Enough is enough.
That was the refrain chanted over and over by the thousands of demonstrators who gathered to protest gun violence in America.
On March 24, 2018, more than 200,000 young people took the time to march on Washington DC and other cities across the country to demand that their concerns about gun violence be heard.
More power to them.
I’m all for activism, especially if it motivates people who have been sitting silently on the sidelines for too long to get up and try to reclaim control over a runaway government.
Curiously, however, although these young activists were vocal in calling for gun control legislation that requires stricter background checks and limits the kinds of weapons being bought and sold by members of the public, they were remarkably silent about the gun violence perpetrated by their own government.
Why is no one taking aim at the U.S. government as the greatest purveyor of violence in American society and around the world?
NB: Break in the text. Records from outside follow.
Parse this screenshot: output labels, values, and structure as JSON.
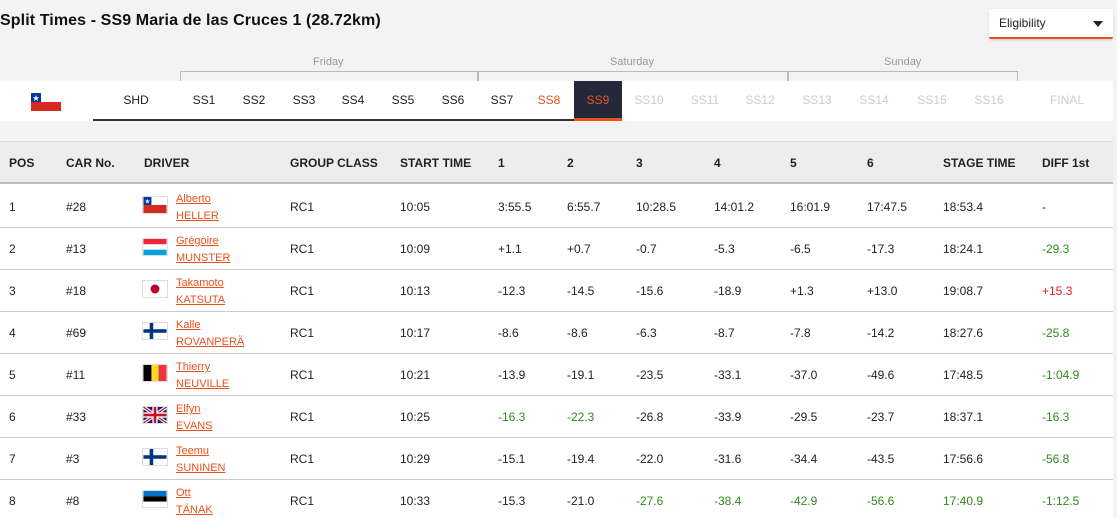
{
  "title": "Split Times - SS9 Maria de las Cruces 1 (28.72km)",
  "eligibility": {
    "label": "Eligibility"
  },
  "days": [
    "Friday",
    "Saturday",
    "Sunday"
  ],
  "stages": {
    "shd": "SHD",
    "ss1": "SS1",
    "ss2": "SS2",
    "ss3": "SS3",
    "ss4": "SS4",
    "ss5": "SS5",
    "ss6": "SS6",
    "ss7": "SS7",
    "ss8": "SS8",
    "ss9": "SS9",
    "ss10": "SS10",
    "ss11": "SS11",
    "ss12": "SS12",
    "ss13": "SS13",
    "ss14": "SS14",
    "ss15": "SS15",
    "ss16": "SS16",
    "final": "FINAL"
  },
  "headers": {
    "pos": "POS",
    "car": "CAR No.",
    "driver": "DRIVER",
    "group": "GROUP CLASS",
    "start": "START TIME",
    "s1": "1",
    "s2": "2",
    "s3": "3",
    "s4": "4",
    "s5": "5",
    "s6": "6",
    "stage_time": "STAGE TIME",
    "diff": "DIFF 1st"
  },
  "rows": [
    {
      "pos": "1",
      "car": "#28",
      "first": "Alberto",
      "last": "HELLER",
      "flag": "chile",
      "group": "RC1",
      "start": "10:05",
      "s1": "3:55.5",
      "s2": "6:55.7",
      "s3": "10:28.5",
      "s4": "14:01.2",
      "s5": "16:01.9",
      "s6": "17:47.5",
      "stage": "18:53.4",
      "diff": "-"
    },
    {
      "pos": "2",
      "car": "#13",
      "first": "Grégoire",
      "last": "MUNSTER",
      "flag": "luxembourg",
      "group": "RC1",
      "start": "10:09",
      "s1": "+1.1",
      "s2": "+0.7",
      "s3": "-0.7",
      "s4": "-5.3",
      "s5": "-6.5",
      "s6": "-17.3",
      "stage": "18:24.1",
      "diff": "-29.3"
    },
    {
      "pos": "3",
      "car": "#18",
      "first": "Takamoto",
      "last": "KATSUTA",
      "flag": "japan",
      "group": "RC1",
      "start": "10:13",
      "s1": "-12.3",
      "s2": "-14.5",
      "s3": "-15.6",
      "s4": "-18.9",
      "s5": "+1.3",
      "s6": "+13.0",
      "stage": "19:08.7",
      "diff": "+15.3"
    },
    {
      "pos": "4",
      "car": "#69",
      "first": "Kalle",
      "last": "ROVANPERÄ",
      "flag": "finland",
      "group": "RC1",
      "start": "10:17",
      "s1": "-8.6",
      "s2": "-8.6",
      "s3": "-6.3",
      "s4": "-8.7",
      "s5": "-7.8",
      "s6": "-14.2",
      "stage": "18:27.6",
      "diff": "-25.8"
    },
    {
      "pos": "5",
      "car": "#11",
      "first": "Thierry",
      "last": "NEUVILLE",
      "flag": "belgium",
      "group": "RC1",
      "start": "10:21",
      "s1": "-13.9",
      "s2": "-19.1",
      "s3": "-23.5",
      "s4": "-33.1",
      "s5": "-37.0",
      "s6": "-49.6",
      "stage": "17:48.5",
      "diff": "-1:04.9"
    },
    {
      "pos": "6",
      "car": "#33",
      "first": "Elfyn",
      "last": "EVANS",
      "flag": "uk",
      "group": "RC1",
      "start": "10:25",
      "s1": "-16.3",
      "s2": "-22.3",
      "s3": "-26.8",
      "s4": "-33.9",
      "s5": "-29.5",
      "s6": "-23.7",
      "stage": "18:37.1",
      "diff": "-16.3"
    },
    {
      "pos": "7",
      "car": "#3",
      "first": "Teemu",
      "last": "SUNINEN",
      "flag": "finland",
      "group": "RC1",
      "start": "10:29",
      "s1": "-15.1",
      "s2": "-19.4",
      "s3": "-22.0",
      "s4": "-31.6",
      "s5": "-34.4",
      "s6": "-43.5",
      "stage": "17:56.6",
      "diff": "-56.8"
    },
    {
      "pos": "8",
      "car": "#8",
      "first": "Ott",
      "last": "TÄNAK",
      "flag": "estonia",
      "group": "RC1",
      "start": "10:33",
      "s1": "-15.3",
      "s2": "-21.0",
      "s3": "-27.6",
      "s4": "-38.4",
      "s5": "-42.9",
      "s6": "-56.6",
      "stage": "17:40.9",
      "diff": "-1:12.5"
    }
  ],
  "colors": {
    "accent": "#e8521c",
    "positive": "#2e8b1c",
    "negative": "#e02020",
    "active_tab": "#23283b"
  }
}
As journalist Celisa Calacal recognizes, “It is often the case that police shootings, incidents where law enforcement officers pull the trigger on civilians, are left out of the conversation on gun violence. But a police officer shooting a civilian counts as gun violence. Every time an officer uses a gun against an innocent or an unarmed person contributes to the culture of gun violence in this country.”
Enough is enough.
The systemic violence being perpetrated by agents of the government has done more collective harm to the American people and our liberties than any single act of terror or mass shooting.
Violence has become our government’s calling card, from the more than 80,000 SWAT team raids carried out every year on unsuspecting Americans to the military’s endless wars abroad.
Indeed, the day before thousands of demonstrators descended on Washington DC to protest mass shootings such as the one that took place at Stoneman Douglas High School, President Trump signed into law a colossal $1.3 trillion spending bill that gives the military the biggest boost in spending in more than a decade.
With more than $700 billion earmarked for the military, including $144.3 billion for new military equipment, you can be sure this financial windfall for America’s military empire will be used to expand the police state here at home.